Here are 7 ways you can spot Alzheimer’s. If you have a loved one that is a senior, be on the lookout for these symptoms. (redzer.tv) If something doesn’t seem right to you, it is best to advise them to see a doctor as soon as possible to get a diagnosis and the help they need.
This is the most common and noticeable symptom. It can be forgetting important information, times and events, recently learned information or repeatedly asking for the same information. Many people might increasingly need to use notepads or require family members to help handle tasks. This differs to typical aging where it is normal to sometimes forget things, but then remember them again later on.

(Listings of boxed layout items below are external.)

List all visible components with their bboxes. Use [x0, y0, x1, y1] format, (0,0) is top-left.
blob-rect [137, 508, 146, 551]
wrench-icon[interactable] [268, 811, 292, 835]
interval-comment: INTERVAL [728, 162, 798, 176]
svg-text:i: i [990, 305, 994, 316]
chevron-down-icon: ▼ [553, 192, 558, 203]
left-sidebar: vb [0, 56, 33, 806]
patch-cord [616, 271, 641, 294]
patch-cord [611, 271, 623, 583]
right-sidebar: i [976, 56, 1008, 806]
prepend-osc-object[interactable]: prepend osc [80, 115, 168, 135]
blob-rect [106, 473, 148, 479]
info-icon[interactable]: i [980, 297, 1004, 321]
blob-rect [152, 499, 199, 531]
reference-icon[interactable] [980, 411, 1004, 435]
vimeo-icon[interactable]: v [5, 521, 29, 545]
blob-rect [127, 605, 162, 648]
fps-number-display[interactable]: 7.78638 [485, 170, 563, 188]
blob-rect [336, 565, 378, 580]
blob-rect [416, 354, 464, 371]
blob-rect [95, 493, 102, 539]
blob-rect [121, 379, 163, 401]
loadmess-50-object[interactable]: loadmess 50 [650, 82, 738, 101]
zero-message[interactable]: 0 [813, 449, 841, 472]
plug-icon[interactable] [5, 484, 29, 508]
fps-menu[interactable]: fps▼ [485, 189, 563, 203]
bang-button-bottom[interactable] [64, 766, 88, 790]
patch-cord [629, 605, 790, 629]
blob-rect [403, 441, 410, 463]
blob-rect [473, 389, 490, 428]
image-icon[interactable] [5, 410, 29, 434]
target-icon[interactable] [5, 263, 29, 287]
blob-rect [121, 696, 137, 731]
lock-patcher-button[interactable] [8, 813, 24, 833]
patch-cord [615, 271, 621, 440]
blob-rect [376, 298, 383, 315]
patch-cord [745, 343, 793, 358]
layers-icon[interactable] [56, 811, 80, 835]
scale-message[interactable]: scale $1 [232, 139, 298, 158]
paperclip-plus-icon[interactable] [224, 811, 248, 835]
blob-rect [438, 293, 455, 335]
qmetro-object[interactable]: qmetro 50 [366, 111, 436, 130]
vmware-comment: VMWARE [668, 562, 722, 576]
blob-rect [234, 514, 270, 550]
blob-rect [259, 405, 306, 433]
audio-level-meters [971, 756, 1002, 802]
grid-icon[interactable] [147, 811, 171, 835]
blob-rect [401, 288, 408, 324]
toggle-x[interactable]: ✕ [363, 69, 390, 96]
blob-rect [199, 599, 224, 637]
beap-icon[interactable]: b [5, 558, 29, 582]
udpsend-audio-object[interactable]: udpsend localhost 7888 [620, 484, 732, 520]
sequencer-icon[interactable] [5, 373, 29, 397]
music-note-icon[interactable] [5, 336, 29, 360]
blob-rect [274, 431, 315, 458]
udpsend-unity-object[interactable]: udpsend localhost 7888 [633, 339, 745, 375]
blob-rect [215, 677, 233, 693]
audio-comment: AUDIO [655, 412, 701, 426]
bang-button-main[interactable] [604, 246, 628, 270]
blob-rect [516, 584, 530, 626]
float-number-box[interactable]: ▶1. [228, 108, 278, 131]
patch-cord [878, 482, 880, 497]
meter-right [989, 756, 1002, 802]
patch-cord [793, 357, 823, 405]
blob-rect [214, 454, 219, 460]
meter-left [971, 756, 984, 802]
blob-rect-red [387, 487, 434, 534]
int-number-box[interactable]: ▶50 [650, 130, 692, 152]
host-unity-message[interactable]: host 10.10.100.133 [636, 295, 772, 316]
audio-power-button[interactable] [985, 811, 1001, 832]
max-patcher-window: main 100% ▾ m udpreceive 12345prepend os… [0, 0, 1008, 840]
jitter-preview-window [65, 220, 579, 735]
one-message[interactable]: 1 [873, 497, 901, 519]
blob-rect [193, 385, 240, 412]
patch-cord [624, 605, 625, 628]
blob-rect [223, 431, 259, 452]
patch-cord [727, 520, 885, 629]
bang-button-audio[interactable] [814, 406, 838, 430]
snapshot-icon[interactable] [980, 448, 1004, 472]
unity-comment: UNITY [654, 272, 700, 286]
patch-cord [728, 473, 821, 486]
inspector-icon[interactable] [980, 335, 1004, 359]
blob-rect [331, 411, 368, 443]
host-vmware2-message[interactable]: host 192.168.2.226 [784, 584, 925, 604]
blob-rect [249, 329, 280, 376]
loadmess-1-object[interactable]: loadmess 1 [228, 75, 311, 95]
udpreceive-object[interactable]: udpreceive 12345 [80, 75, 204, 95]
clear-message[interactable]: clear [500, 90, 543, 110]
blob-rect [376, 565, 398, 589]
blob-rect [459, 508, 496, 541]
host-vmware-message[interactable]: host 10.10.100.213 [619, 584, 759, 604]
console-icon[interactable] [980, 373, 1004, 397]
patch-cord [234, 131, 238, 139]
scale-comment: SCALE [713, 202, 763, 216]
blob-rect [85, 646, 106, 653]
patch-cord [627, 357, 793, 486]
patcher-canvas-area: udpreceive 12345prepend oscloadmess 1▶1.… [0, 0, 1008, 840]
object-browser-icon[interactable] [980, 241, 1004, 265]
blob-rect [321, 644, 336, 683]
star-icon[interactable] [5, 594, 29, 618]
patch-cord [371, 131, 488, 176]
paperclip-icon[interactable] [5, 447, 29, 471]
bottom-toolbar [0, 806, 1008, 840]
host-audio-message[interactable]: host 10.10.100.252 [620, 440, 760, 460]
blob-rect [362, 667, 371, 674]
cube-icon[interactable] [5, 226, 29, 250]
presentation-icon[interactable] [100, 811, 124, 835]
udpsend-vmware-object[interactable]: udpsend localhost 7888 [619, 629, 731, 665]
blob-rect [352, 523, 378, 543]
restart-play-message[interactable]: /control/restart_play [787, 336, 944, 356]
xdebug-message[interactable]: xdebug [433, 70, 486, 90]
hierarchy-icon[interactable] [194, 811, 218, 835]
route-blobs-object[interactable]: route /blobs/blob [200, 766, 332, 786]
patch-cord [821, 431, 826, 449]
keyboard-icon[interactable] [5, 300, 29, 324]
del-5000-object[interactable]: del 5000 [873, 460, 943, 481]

Difficulty completing familiar tasks
Daily tasks can be a challenge for those suffering from Alzheimer’s, including driving, playing a game or taking care of financial obligations. It’s normal to sometimes need help with technology or the like, but when it’s more than this it could be a sign of something more than aging.
Misplacing things and losing the ability to retrace steps
It is normal to misplace things from time to time, especially as we get older. It is more worrying, however, if a person decides to put things in unusual places and is simply unable to retrace his or her steps to find them. Over time, this can keep happening.
Confused with words
Forgetting a word here or there is pretty standard, but those with Alzheimer’s tend to have trouble following a conversation. They may repeat themselves or get stuck in the middle of a conversation and forget what it was that was being discussed, as well as struggling with vocabulary and calling things by the wrong name.
Exercising poor judgment
Who doesn’t make a poor decision once in a while? The problem is when it happens regularly. Alzheimer’s sufferers won’t be able to judge money correctly, might fall for scams, and may pay little attention to personal hygiene.
Withdrawal from work or social activities
A senior who starts removing themselves from social activities, hobbies or work might be suffering from Alzheimer’s. Now and again, one might get weary of social situations or work. But when it’s happening regularly or when a senior has trouble keeping up with a hobby or constantly avoids being social then it could be a sign of Alzheimer’s.
Personality and mood changes
People with Alzheimer’s can experience uncharacteristic emotions like easily becoming upset over small things, being confused, anxious or suspicious. Seniors can get upset but it’s important to look out for extreme changes or changes that are very much out of character.
If you suspect that a loved one might exhibit these symptoms regularly, it’s important to get them evaluated by their doctor. It might be nothing to worry about, but if it is Alzheimer’s then earlier detection can go a long way in lengthening their lives and lessening their symptoms with appropriate medication.